Equity-based incentive programs such as our proposal may lose effectiveness in motivating managers to reduce excessive risk-taking as a bank’s equity value approaches zero. There is a moral hazard or agency cost of debt in this context arising from shareholders’ potential preference to take extreme risks when close to insolvency. This is because shareholders gain from the upside of a positive outcome, albeit low in probability, while limited liability leaves the losses, should the gamble fail, on creditors. The moral hazard problem when equity value approaches zero may well be more severe for banks, as their creditors have less interest in monitoring against risk-taking activity because the government not only stands behind retail depositors, but also often bails out other creditors as well.
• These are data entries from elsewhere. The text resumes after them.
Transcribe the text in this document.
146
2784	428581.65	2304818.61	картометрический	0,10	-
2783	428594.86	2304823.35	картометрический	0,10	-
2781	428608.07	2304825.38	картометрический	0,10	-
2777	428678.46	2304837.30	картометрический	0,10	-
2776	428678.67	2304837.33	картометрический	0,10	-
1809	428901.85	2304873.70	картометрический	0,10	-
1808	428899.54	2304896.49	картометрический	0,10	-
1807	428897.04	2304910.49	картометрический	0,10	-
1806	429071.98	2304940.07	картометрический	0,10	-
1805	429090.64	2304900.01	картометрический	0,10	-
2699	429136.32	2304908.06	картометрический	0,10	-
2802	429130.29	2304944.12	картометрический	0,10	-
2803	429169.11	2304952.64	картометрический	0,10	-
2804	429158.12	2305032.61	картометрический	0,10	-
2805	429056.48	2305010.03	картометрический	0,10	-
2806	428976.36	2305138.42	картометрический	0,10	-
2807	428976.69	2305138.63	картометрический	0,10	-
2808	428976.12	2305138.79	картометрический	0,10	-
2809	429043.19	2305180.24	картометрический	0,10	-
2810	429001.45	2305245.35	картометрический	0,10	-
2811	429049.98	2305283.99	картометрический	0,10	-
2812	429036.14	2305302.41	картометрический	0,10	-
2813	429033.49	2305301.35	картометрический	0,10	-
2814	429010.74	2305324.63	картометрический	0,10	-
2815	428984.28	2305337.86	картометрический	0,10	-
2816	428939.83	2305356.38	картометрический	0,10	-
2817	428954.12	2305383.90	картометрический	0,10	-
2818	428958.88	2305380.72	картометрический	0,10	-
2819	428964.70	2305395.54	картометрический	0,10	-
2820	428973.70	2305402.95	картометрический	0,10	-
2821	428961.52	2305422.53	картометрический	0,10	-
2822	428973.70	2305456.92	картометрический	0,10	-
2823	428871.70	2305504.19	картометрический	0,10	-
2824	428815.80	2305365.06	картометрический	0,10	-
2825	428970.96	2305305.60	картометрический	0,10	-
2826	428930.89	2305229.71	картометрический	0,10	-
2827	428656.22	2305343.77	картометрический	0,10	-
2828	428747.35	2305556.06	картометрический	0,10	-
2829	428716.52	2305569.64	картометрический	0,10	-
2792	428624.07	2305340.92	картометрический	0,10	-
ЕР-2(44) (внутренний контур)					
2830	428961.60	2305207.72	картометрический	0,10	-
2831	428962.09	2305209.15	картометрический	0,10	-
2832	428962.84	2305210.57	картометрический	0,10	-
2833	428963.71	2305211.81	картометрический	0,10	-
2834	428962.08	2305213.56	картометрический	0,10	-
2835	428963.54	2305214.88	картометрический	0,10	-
Properly aligning management’s incentives in this context therefore calls for focus on the interaction among bank capital structure, bank capital requirements and bank executive incentive compensation – whereas, the extant literature typically analyzes compensation reform, or bank capital reform in isolation.

In this paper we consider the executive compensation structure and the bank equity capital to understand the recent demise of Silicon Valley Bank (SVB), First Republic Bank, and Signature Bank. We find that these three bank CEOs were able to realize a significantly larger amount by selling their vested equity during January 2017 – February 2023, compared to the large losses the executives experienced on their equity stake during March and April 2023. Additionally, average stock sales by these three bank CEOs was significantly greater than average stock sales of 37 non-distressed large U.S. banks in both an absolute and relative sense (controlling for beginning of period holdings).
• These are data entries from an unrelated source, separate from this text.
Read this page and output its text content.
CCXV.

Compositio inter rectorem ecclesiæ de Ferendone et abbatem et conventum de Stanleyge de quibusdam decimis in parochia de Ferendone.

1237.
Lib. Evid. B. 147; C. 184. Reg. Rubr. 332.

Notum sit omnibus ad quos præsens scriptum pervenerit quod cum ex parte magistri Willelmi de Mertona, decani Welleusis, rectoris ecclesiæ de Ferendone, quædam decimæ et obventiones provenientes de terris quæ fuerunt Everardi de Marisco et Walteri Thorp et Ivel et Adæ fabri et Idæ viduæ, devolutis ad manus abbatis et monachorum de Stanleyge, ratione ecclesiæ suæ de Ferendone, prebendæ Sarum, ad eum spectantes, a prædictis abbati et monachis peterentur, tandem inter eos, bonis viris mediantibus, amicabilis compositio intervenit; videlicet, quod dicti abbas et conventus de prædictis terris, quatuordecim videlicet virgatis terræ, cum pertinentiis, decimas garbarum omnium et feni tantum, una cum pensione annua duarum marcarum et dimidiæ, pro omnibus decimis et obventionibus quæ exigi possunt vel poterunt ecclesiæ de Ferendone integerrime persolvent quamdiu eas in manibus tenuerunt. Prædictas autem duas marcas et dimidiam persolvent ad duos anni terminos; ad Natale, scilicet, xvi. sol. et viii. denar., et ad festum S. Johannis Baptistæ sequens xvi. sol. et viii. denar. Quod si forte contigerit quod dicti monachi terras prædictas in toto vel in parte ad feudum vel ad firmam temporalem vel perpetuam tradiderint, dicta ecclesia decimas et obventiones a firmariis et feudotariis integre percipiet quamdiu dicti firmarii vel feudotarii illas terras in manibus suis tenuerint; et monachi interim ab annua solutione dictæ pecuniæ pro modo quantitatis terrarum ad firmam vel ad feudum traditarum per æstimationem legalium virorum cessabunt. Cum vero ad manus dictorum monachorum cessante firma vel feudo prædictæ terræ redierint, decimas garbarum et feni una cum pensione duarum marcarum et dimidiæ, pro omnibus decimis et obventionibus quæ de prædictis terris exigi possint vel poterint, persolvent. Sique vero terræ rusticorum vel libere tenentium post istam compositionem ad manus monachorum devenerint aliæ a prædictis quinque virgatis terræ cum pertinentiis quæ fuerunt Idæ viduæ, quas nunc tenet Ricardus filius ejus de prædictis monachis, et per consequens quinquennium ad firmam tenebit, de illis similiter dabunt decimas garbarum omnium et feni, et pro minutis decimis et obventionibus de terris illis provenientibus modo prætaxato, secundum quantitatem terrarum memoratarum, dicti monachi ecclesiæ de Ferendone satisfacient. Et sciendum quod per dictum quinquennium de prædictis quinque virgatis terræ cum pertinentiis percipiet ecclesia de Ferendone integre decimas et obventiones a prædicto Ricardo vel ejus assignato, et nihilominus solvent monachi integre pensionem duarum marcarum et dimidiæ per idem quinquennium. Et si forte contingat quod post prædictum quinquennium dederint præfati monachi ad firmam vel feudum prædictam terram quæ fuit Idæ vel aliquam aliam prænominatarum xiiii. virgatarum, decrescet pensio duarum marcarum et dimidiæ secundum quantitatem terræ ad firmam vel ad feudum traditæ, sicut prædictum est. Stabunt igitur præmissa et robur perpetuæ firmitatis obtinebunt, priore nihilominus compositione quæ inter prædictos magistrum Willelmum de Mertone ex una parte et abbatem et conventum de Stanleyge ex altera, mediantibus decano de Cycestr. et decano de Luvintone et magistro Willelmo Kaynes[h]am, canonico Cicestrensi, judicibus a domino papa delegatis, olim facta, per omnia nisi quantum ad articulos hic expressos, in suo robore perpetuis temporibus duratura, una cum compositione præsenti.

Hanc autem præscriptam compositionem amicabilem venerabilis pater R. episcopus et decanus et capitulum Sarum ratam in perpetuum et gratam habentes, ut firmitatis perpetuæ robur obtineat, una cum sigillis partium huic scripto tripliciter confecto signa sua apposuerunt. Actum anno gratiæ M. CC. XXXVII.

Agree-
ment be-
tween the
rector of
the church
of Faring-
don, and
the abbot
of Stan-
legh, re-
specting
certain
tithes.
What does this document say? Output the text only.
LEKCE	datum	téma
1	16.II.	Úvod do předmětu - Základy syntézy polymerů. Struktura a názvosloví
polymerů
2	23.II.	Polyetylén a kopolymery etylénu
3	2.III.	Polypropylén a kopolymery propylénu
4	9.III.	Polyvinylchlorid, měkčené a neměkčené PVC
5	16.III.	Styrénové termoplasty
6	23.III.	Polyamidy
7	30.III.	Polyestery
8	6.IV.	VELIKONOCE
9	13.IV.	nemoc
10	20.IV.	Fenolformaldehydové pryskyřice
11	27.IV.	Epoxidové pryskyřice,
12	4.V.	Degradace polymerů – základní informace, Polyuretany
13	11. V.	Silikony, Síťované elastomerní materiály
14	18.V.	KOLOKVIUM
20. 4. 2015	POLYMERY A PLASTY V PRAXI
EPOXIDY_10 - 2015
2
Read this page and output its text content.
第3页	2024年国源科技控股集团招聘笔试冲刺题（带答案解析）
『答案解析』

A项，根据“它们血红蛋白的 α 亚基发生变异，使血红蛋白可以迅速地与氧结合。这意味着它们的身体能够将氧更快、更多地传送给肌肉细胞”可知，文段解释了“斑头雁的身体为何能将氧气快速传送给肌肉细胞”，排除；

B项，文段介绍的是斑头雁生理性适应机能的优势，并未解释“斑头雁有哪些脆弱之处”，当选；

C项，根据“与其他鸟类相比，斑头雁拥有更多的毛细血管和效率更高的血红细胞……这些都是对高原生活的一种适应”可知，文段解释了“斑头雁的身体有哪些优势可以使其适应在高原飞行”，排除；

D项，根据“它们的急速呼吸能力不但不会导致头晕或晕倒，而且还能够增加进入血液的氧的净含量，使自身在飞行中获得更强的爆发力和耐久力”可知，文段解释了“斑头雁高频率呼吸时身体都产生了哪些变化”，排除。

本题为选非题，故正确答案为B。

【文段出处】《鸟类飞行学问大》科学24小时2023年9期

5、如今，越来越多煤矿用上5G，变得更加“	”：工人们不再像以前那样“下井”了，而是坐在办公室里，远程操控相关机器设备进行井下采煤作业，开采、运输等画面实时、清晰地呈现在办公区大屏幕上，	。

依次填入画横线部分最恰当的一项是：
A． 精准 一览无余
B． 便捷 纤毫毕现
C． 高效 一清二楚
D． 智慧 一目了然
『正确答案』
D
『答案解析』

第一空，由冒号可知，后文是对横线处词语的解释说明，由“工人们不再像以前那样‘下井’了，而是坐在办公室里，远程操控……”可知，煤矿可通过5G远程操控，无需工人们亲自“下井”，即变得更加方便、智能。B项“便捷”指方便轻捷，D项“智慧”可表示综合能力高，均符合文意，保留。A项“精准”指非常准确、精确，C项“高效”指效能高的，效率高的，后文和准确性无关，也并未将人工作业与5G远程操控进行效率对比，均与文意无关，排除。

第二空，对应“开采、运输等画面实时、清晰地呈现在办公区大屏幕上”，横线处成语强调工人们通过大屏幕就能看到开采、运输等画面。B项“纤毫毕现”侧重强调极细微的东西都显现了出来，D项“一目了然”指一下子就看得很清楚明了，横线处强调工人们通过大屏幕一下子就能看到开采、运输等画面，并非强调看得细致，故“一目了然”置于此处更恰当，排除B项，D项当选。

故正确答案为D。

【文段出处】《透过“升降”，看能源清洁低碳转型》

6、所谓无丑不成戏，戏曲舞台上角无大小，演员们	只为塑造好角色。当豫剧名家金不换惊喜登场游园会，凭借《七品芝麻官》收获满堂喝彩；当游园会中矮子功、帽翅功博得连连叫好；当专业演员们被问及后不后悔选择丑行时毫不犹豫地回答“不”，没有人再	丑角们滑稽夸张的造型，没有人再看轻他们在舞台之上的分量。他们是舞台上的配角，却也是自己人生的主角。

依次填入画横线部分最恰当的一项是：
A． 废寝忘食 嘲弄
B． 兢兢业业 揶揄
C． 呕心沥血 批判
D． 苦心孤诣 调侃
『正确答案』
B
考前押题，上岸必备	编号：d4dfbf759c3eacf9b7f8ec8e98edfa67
Based on these results and our analysis of the compensation structures at 100 of the largest U.S. financial institutions during the great financial crisis of 2008, we recommend the following compensation structure for senior bank executives: Executive incentive compensation should only consist of restricted stock and restricted stock options – restricted in the sense that the executive cannot sell the shares or exercise the options for one to three years after their last day in office. This will more appropriately align the long-term incentives of the senior executives with the interests of the stockholders.
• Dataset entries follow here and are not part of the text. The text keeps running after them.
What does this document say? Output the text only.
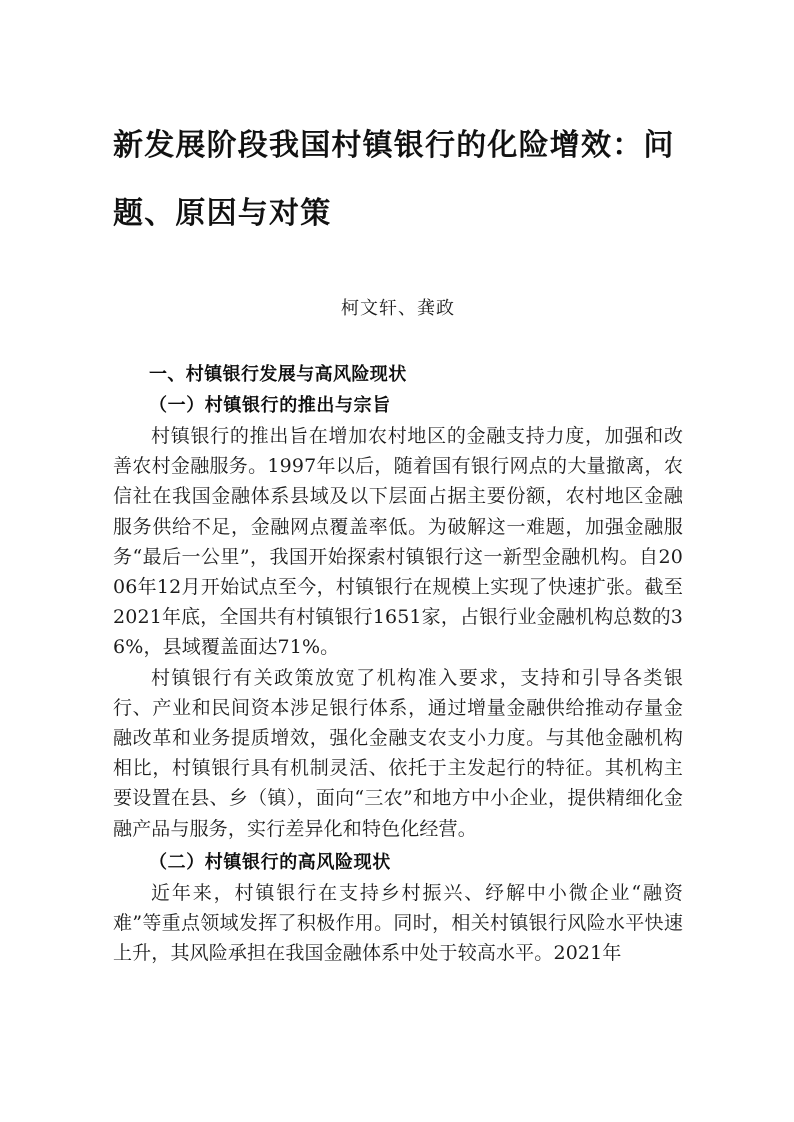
新发展阶段我国村镇银行的化险增效：问
题、原因与对策

柯文轩、龚政

一、村镇银行发展与高风险现状
（一）村镇银行的推出与宗旨

村镇银行的推出旨在增加农村地区的金融支持力度，加强和改善农村金融服务。1997年以后，随着国有银行网点的大量撤离，农信社在我国金融体系县域及以下层面占据主要份额，农村地区金融服务供给不足，金融网点覆盖率低。为破解这一难题，加强金融服务“最后一公里”，我国开始探索村镇银行这一新型金融机构。自2006年12月开始试点至今，村镇银行在规模上实现了快速扩张。截至2021年底，全国共有村镇银行1651家，占银行业金融机构总数的36%，县域覆盖面达71%。

村镇银行有关政策放宽了机构准入要求，支持和引导各类银行、产业和民间资本涉足银行体系，通过增量金融供给推动存量金融改革和业务提质增效，强化金融支农支小力度。与其他金融机构相比，村镇银行具有机制灵活、依托于主发起行的特征。其机构主要设置在县、乡（镇），面向“三农”和地方中小企业，提供精细化金融产品与服务，实行差异化和特色化经营。

（二）村镇银行的高风险现状

近年来，村镇银行在支持乡村振兴、纾解中小微企业“融资难”等重点领域发挥了积极作用。同时，相关村镇银行风险水平快速上升，其风险承担在我国金融体系中处于较高水平。2021年
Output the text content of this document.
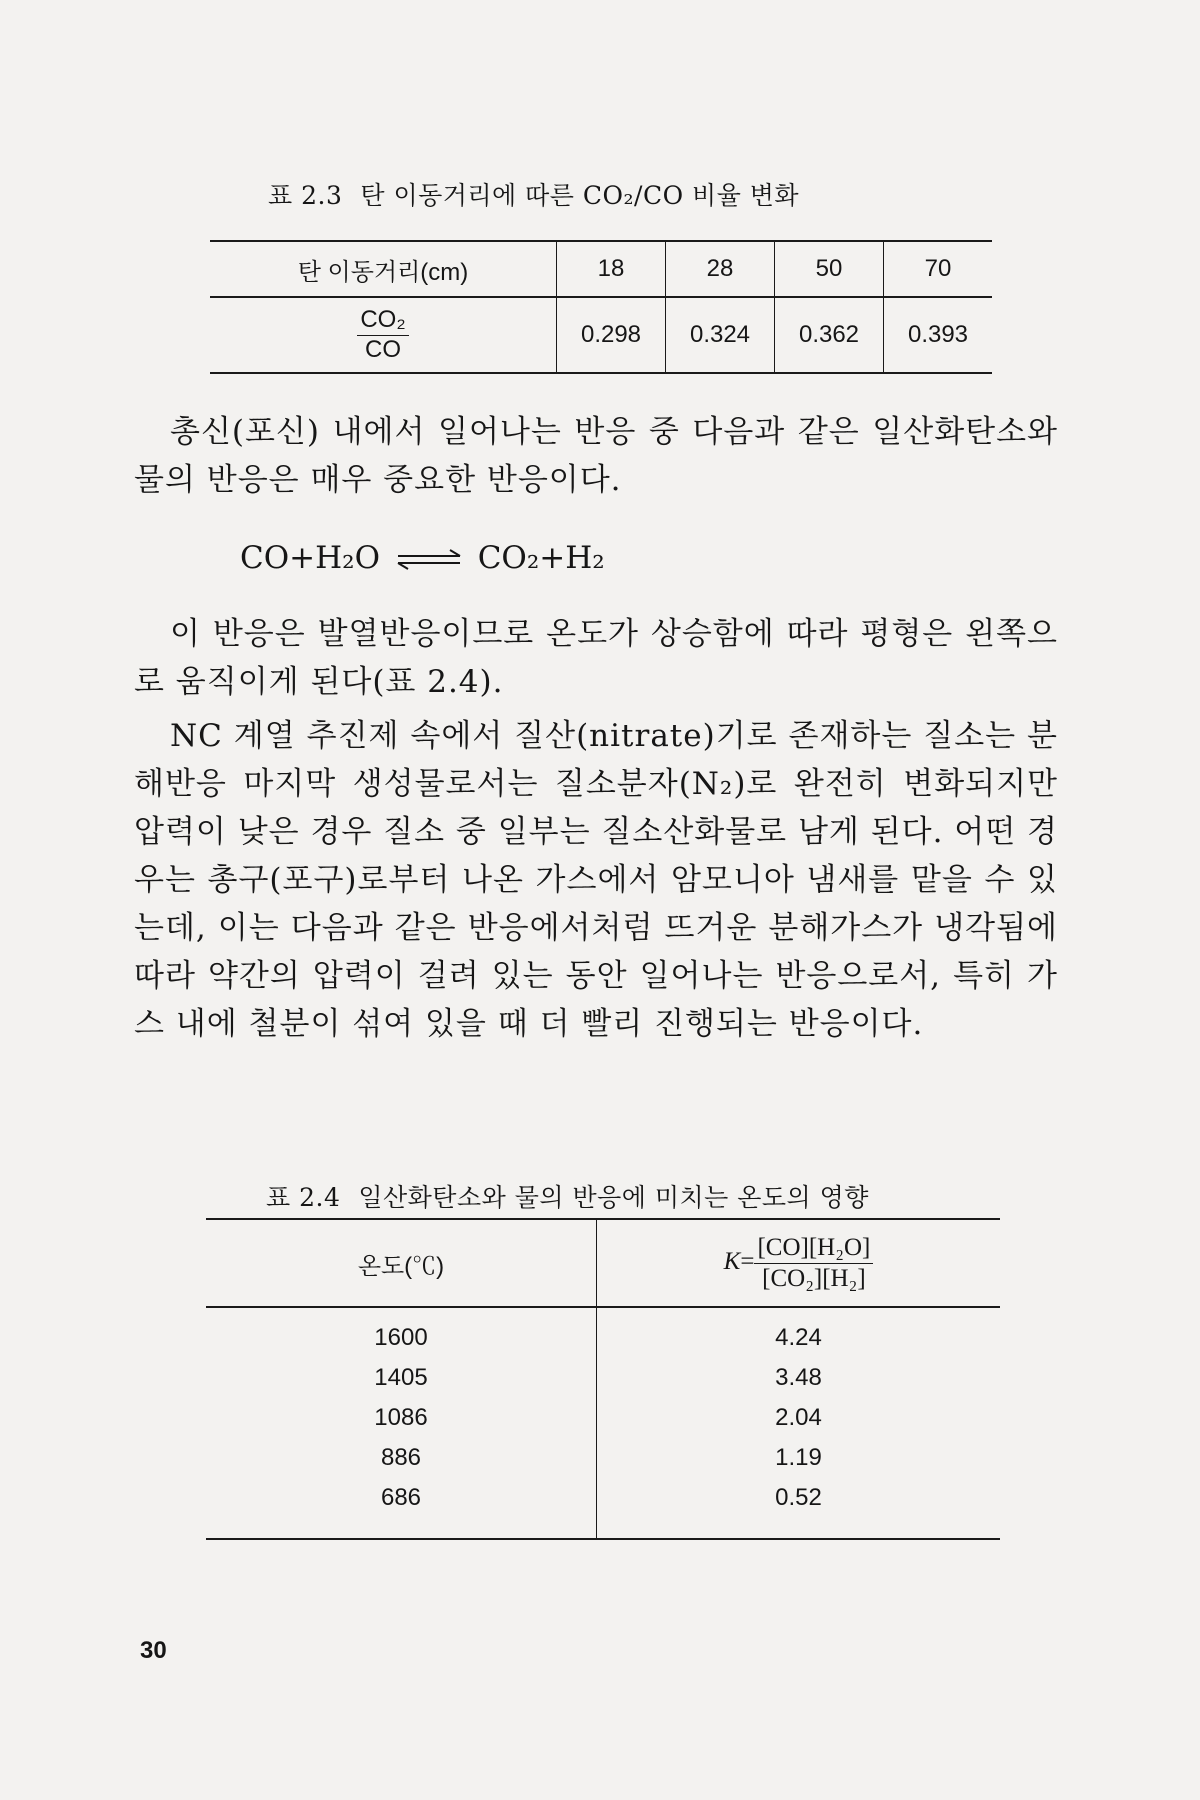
표 2.3 탄 이동거리에 따른 CO₂/CO 비율 변화
탄 이동거리(cm)	18	28	50	70

$\frac{\text{CO₂}}{CO}$	0.298	0.324	0.362	0.393
총신(포신) 내에서 일어나는 반응 중 다음과 같은 일산화탄소와 물의 반응은 매우 중요한 반응이다.
CO+H₂O ⇌ CO₂+H₂
이 반응은 발열반응이므로 온도가 상승함에 따라 평형은 왼쪽으로 움직이게 된다(표 2.4).
NC 계열 추진제 속에서 질산(nitrate)기로 존재하는 질소는 분해반응 마지막 생성물로서는 질소분자(N₂)로 완전히 변화되지만 압력이 낮은 경우 질소 중 일부는 질소산화물로 남게 된다. 어떤 경우는 총구(포구)로부터 나온 가스에서 암모니아 냄새를 맡을 수 있는데, 이는 다음과 같은 반응에서처럼 뜨거운 분해가스가 냉각됨에 따라 약간의 압력이 걸려 있는 동안 일어나는 반응으로서, 특히 가스 내에 철분이 섞여 있을 때 더 빨리 진행되는 반응이다.
표 2.4 일산화탄소와 물의 반응에 미치는 온도의 영향
온도(℃)	$K= \frac{\text{[CO][H₂O]}}{\text{[CO₂][H₂]}}$

1600	4.24
1405	3.48
1086	2.04
886	1.19
686	0.52
30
The Restricted Equity incentive compensation proposal for bank managers logically leads to a complementary proposal regarding a bank’s capital structure: Low levels of equity capital (to total assets) will magnify the impact of losses on equity value. As banks’ equity values approach zero (as they did for some banks in 2008, and, again, in 2023), equity based incentive programs lose their effectiveness in motivating managers to enhance shareholder value. Additionally, our evidence suggests that bank CEOs sell significantly greater amounts of their stock as the bank’s equity-to-capital ratio decreases. Hence, for equity based incentive structures to be effective, banks should be financed with considerably more equity than they are being financed currently. Our recommendation for significantly greater equity in a bank’s capital structure is consistent with the recommendations of Admati and Hellwig (2013) and Bhagat (2017).

Specifically, our bank capital proposal has two components: Bank capital should be calibrated using both balance sheet (tangible equity capital) and market value of equity. Second, bank capital should be at least 20% of total assets (not risk-based assets per current regulatory requirement).

We find that the three distressed banks’ balance sheet equity variable, tangible equity (divided by total assets), is less than for the 37 non-distressed banks. Additionally, the three distressed banks’ market equity (divided by total assets), is significantly below average compared to the 37 non-distressed banks. These results suggest that banks that have more equity capital tend not to fall into financial distress.

The proximate cause of the demise of SVB, Signature Bank, and First Republic Bank was a run on the uninsured deposits in these banks. FDIC insures deposits of up to $250,000 for all depositors. However, many depositors in these banks had deposits significantly more than $250,000. In the case of these three banks, FDIC decided to use its Deposit Insurance Fund to guarantee all of the uninsured deposits; this has cost the other insured U.S. banks about $35 billion – a cost that will be passed on to the retail customers of all these other banks in the U.S.

To prevent future runs on the uninsured deposits in a bank, some have suggested unlimited deposit insurance. However, unlimited deposit insurance has costs: the government would have unlimited exposure to a bank’s deposit liabilities. Hence, the government would play a much more significant role in regulating banks’ lending and investment activities. Also, banks would have to pay a much higher deposit insurance premium; a cost that will be passed on to retail customers as higher fees.

Greater equity financing of banks coupled with the above compensation structure for bank managers will drastically diminish the likelihood of a bank falling into financial distress, making bank runs extremely unlikely – thus eliminating the need for unlimited deposit insurance.